In bacteria, the regulation of gene expression by cis-acting transcriptional riboswitches located in the 5'-untranslated regions of messenger RNA requires the temporal synchronization of RNA synthesis and ligand binding-dependent conformational refolding. Ligand binding to the aptamer domain of the riboswitch induces premature termination of the mRNA synthesis of ligand-associated genes due to the coupled formation of 3'-structural elements acting as terminators. To date, there has been no high resolution structural description of the concerted process of synthesis and ligand-induced restructuring of the regulatory RNA element.

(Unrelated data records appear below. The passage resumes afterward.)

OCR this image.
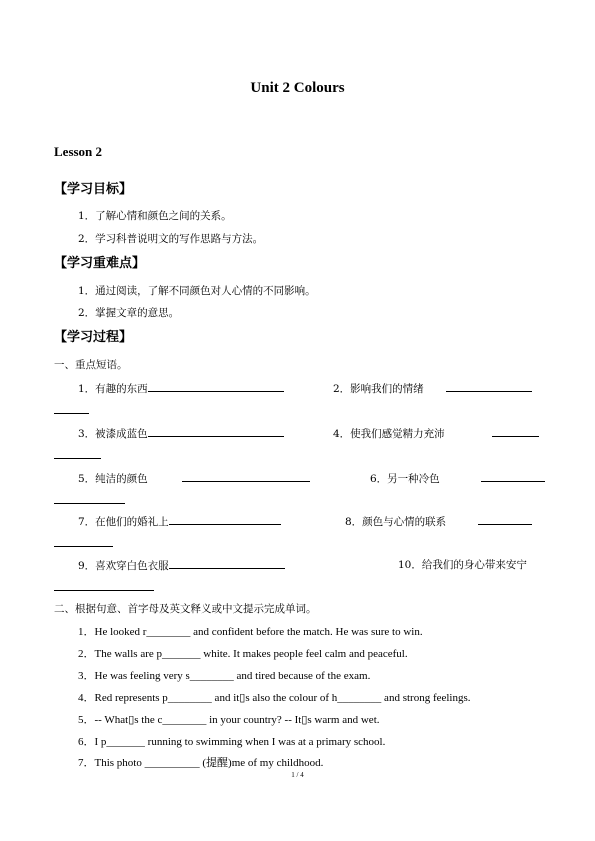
Unit 2 Colours
Lesson 2
【学习目标】
1．了解心情和颜色之间的关系。
2．学习科普说明文的写作思路与方法。
【学习重难点】
1．通过阅读，了解不同颜色对人心情的不同影响。
2．掌握文章的意思。
【学习过程】
一、重点短语。
1．有趣的东西	2．影响我们的情绪
3．被漆成蓝色	4．使我们感觉精力充沛
5．纯洁的颜色	6．另一种冷色
7．在他们的婚礼上	8．颜色与心情的联系
9．喜欢穿白色衣服	10．给我们的身心带来安宁
二、根据句意、首字母及英文释义或中文提示完成单词。
1．He looked r________ and confident before the match. He was sure to win.
2．The walls are p_______ white. It makes people feel calm and peaceful.
3．He was feeling very s________ and tired because of the exam.
4．Red represents p________ and it▯s also the colour of h________ and strong feelings.
5．-- What▯s the c________ in your country? -- It▯s warm and wet.
6．I p_______ running to swimming when I was at a primary school.
7．This photo __________ (提醒)me of my childhood.
1 / 4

Here, we show that for the guanine-sensing xpt-pbuX riboswitch from Bacillus subtilis, the conformation of the full-length transcripts is static: it exclusively populates the functional off-state but cannot switch to the on-state, regardless of the presence or absence of ligand. We show that only the combined matching of transcription rates and ligand binding enables transcription intermediates to undergo ligand-dependent conformational refolding.